The Government of Canada is committed to addressing alcohol-related harms more broadly through a public health approach.
“Alcohol use disorder is a health issue that faces considerable stigma. It is challenging for people living with AUD to get compassionate support, especially during COVID-19. By providing Canadians treatment options that meet them where they are at, this health condition can be successfully managed through these evidence-based programs. These organizations are doing important work, which are helping Canadians reach their recovery goals and live healthier lives.”
The Honourable Patty Hajdu
Minister of Health
“Together McMan and Aventa Center for Excellence for Women with Addictions will leverage this partnership to deliver an innovative program that recognizes the unique needs of women in Calgary who are struggling with substance use and addiction. The Journeys Program seeks to improve the continuum of care for women with addictions by providing pre-treatment outreach services, support during treatment, post-treatment wraparound supports, and community education. By engaging family and natural supports, the program strives to increase the overall well-being and long term sustainable recovery for women.”
Director of Services, McMan Youth, Family and Community Services Association
“The development and operation of the first managed alcohol program in Newfoundland and Labrador will fill a service gap in the province for women and gender diverse people whose lives are deeply impacted by alcohol addiction. This program truly reflects the principles of harm reduction, trauma-informed practice, and feminism that are foundational to the work of the St. John’s Women Centre. We look forward to making this a community-wide initiative, especially through the inclusion of lived experience in all aspects of the program.”
Executive Director, St. John’s Women Centre
- Alcohol use is associated with more than 200 diseases and conditions (e.g., alcoholic liver cirrhosis, fetal alcohol spectrum disorder [FASD], cardiovascular disease and cancer) and alcohol-related harms cost Canadian society $16.6 billion in 2017, a higher cost than tobacco, cannabis, opioids or any other substance.
- According to recent data, during the early months of the COVID-19 pandemic between March and September 2020, hospitalizations due to alcohol-related harms rose by 5%. Between October and December 2020, about 30% of Canadians reported that their alcohol consumption had increased since the start of the pandemic.
- To further help people dealing with problematic substance use and tackle the ongoing overdose crisis, the Government recently announced in Budget 2021 an additional $116 million for the Substance Use and Addictions Program (SUAP). The funding would support a range of innovative approaches to harm reduction, treatment, and prevention at the community level.
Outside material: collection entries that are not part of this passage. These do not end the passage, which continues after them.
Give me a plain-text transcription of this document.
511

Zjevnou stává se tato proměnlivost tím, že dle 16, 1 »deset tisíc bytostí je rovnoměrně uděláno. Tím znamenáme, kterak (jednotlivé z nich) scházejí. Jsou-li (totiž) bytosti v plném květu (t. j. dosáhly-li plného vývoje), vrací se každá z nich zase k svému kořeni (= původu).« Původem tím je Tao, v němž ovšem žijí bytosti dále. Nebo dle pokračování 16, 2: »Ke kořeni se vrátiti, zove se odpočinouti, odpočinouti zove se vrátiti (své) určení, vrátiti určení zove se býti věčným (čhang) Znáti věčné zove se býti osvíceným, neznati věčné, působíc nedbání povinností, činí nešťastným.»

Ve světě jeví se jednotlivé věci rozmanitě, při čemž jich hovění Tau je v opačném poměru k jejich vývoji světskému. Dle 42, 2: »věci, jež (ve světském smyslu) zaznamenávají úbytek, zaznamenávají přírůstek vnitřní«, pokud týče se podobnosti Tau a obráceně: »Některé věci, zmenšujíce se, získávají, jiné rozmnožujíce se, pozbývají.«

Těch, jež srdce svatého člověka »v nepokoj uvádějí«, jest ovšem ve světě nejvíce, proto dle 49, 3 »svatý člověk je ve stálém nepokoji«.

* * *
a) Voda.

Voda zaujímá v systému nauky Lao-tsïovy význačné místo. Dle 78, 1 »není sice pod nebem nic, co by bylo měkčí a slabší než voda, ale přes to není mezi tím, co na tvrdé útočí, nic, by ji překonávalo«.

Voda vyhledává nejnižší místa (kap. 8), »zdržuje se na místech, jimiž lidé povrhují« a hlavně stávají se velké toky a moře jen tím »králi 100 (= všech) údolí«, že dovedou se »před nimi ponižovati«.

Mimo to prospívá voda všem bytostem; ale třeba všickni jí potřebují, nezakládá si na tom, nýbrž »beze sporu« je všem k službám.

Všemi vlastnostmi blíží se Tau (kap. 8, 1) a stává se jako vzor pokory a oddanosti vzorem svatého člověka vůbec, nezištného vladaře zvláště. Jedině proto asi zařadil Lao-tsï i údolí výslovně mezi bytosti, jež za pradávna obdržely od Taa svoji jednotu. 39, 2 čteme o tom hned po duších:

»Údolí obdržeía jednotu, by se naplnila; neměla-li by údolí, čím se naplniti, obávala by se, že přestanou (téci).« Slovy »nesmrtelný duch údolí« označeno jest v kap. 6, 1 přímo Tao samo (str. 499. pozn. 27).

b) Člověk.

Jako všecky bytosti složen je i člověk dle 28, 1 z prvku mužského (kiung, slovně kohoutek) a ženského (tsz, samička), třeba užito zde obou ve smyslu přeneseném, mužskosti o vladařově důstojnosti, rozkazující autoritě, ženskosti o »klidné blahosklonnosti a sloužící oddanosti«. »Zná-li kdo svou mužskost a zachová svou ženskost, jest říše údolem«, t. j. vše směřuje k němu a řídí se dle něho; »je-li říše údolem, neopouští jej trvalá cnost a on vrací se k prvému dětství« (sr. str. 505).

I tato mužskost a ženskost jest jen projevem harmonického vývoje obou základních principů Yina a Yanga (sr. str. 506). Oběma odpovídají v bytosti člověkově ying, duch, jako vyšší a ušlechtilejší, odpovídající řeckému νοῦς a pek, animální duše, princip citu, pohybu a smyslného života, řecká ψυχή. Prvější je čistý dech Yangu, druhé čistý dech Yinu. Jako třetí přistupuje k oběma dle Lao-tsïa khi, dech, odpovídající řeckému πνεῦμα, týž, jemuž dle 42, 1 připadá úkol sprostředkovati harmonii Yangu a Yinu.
- This builds on $66 million invested in the 2020 Fall Economic Statement for community-based organizations responding to substance use issues, including helping them provide frontline services in a COVID-19 context. The projects announced today are funded from this commitment.
- In January 2021, the Minister of Health announced federal funding of more than $1.5 million over three years to the British Columbia Centre on Substance Use (BCCSU) to develop the first National Guideline for the Clinical Management of High-Risk Drinking and AUD. The guideline will help Canadian health care providers quickly identify and address harmful drinking, and treat and support patients throughout their lifetime.
- On June 8, 2021, the Canadian Institutes of Health Research launched a catalyst grant funding opportunity in the area of alcohol research to inform health policies and interventions. It will support projects related to alcohol policies, prevention, harm reduction and treatment of problematic alcohol use, and key populations and determinants of health.
- The Government of Canada has also provided $1.5 million to the Canadian Centre on Substance Use and Addiction to update Canada’s Low-Risk Alcohol Drinking Guidelines. The updated guidelines will include recommendations for specific populations, for example youth, middle-aged people, women and older adults. In addition, the guidelines will provide information on health outcomes, such as illness, death and other harms related to alcohol use. The guidelines are anticipated to be updated by spring 2022.